Or, les politiques publiques qui partagent et accompagnent la demande sociale de proximité et d’écologisation de la production alimentaire (Lamine et al. 2015 ; Mzoughi et al. 2013) peinent à intégrer ces espaces agricoles dans leurs réflexions autour d’une transition agricole et alimentaire. Elles fondent leurs représentations des agricultures sur une mise en opposition des modèles (grande culture versus agriculture diversifiée, grande exploitation versus exploitation familiale…), des catégories de valeurs et des intérêts autour de ces modèles (de La Haye Saint Hilaire et al. 2021 ; Laurens 2021). La transition est pensée davantage en termes d’alternatives et de rupture que d’inclusion de l’ensemble des espaces agricoles (Rouget et al. 2021 ; Wallet 2021) et des différents types d’exploitation. L’agriculture dominante, bien qu’ordinaire, reste d’une certaine manière un impensé notable des politiques publiques comme de la recherche autour des questions de transition.

Comment renouer le dialogue entre les différentes parties prenantes ?

L’intercommunalité du Sud-Artois a construit le PAT sur les caractéristiques du territoire et elle affiche le souhait d’intégrer l’agriculture existante au dialogue territorial autour d’une transition agricole et alimentaire. L’un des présupposés de cette volonté d’inclusion est bien celui d’une diversité de pratiques, de trajectoires, de visions jusque-là peu sondées, avec laquelle la politique de PAT pourrait trouver des points de convergence. Et, de fait, les enquêtes menées auprès des acteurs du secteur agricole et alimentaire du territoire [7], puis auprès d’habitants [8], ont démontré la pluralité des représentations de l’agriculture « désirée » avec de possibles prises pour l’action publique (Lescureux 2005).

Les habitants enquêtés ont exprimé le désir d’une alimentation de proximité, motivés par le soutien à l’économie locale et au monde agricole en place, une meilleure connaissance des conditions de production, une quête de lien social et la réduction de l’impact écologique de la consommation. Le peu d’intérêt pour « la bio » relevé dans l’enquête (à la question ouverte « que souhaiteriez-vous changer en priorité dans votre alimentation ? », 5,7% des enquêtés ont cité le bio, contre 41,8 % le local et 9 % la réduction du gaspillage alimentaire) s’accompagne néanmoins, chez certains enquêtés, du souhait d’une moindre présence des produits phytosanitaires dans l’environnement et dans les produits consommés.

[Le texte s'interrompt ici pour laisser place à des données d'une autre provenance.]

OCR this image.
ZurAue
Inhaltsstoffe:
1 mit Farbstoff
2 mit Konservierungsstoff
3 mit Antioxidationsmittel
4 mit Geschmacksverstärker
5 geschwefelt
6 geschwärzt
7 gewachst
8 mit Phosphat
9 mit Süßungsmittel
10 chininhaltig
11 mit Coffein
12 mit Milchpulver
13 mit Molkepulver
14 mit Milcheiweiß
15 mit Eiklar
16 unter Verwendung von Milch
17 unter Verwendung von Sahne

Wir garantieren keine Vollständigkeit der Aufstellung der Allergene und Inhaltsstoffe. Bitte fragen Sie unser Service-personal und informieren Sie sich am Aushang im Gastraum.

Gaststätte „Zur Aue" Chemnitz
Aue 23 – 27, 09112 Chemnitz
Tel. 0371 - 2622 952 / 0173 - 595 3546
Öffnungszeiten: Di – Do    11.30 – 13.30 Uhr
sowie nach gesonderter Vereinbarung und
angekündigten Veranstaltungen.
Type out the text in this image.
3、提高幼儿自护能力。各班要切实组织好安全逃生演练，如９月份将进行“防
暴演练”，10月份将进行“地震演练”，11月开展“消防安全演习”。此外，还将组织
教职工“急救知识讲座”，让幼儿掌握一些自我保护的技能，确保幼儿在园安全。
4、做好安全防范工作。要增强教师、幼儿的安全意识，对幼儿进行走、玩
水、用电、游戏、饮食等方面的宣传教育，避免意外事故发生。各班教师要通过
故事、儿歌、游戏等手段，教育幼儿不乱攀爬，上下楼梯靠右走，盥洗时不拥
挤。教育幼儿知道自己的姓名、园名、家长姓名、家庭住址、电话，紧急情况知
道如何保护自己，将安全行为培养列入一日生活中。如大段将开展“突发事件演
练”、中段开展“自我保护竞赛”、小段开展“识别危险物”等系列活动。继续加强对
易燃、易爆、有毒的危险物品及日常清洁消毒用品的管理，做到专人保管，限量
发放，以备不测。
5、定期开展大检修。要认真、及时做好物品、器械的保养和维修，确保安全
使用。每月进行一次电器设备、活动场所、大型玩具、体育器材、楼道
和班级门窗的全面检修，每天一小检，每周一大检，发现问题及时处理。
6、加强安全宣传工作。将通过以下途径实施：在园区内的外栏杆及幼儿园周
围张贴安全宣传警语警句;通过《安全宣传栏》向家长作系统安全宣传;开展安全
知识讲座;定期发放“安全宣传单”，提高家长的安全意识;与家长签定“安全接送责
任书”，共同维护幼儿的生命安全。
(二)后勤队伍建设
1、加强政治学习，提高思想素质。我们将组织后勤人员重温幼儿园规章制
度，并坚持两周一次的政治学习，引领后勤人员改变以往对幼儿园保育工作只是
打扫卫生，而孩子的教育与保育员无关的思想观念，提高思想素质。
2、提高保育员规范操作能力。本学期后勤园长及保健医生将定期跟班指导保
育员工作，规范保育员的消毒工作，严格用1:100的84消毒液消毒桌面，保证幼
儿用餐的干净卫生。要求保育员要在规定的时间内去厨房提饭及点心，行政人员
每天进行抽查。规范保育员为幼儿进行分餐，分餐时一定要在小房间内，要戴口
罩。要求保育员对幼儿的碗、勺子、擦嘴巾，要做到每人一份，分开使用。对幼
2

Un homme d’une cinquantaine d’années, habitant Bapaume, explique à propos de ses habitudes de consommation : « Je ne regarde pas la provenance, les produits chimiques… [...] Si je pouvais changer un truc, ce serait de manger plus de fruits et légumes frais. Cinq fruits et légumes par jour, c’est bien pour les gens qui en ont les moyens. La bio, le local, ce ne serait pas les premières choses que je changerais. » Sur les politiques publiques d’écologisation et notamment l’institution de zones non traitées (ZNT), il déclare : « La loi est bonne mais il faut aller plus loin et avec plus de contrôle. Par exemple, le président avait promis l’arrêt du glyphosate pendant sa campagne, et il y en a toujours aujourd’hui. Mais comme les agriculteurs ont la santé solide et ne se plaignent jamais, c’est moins scandaleux. »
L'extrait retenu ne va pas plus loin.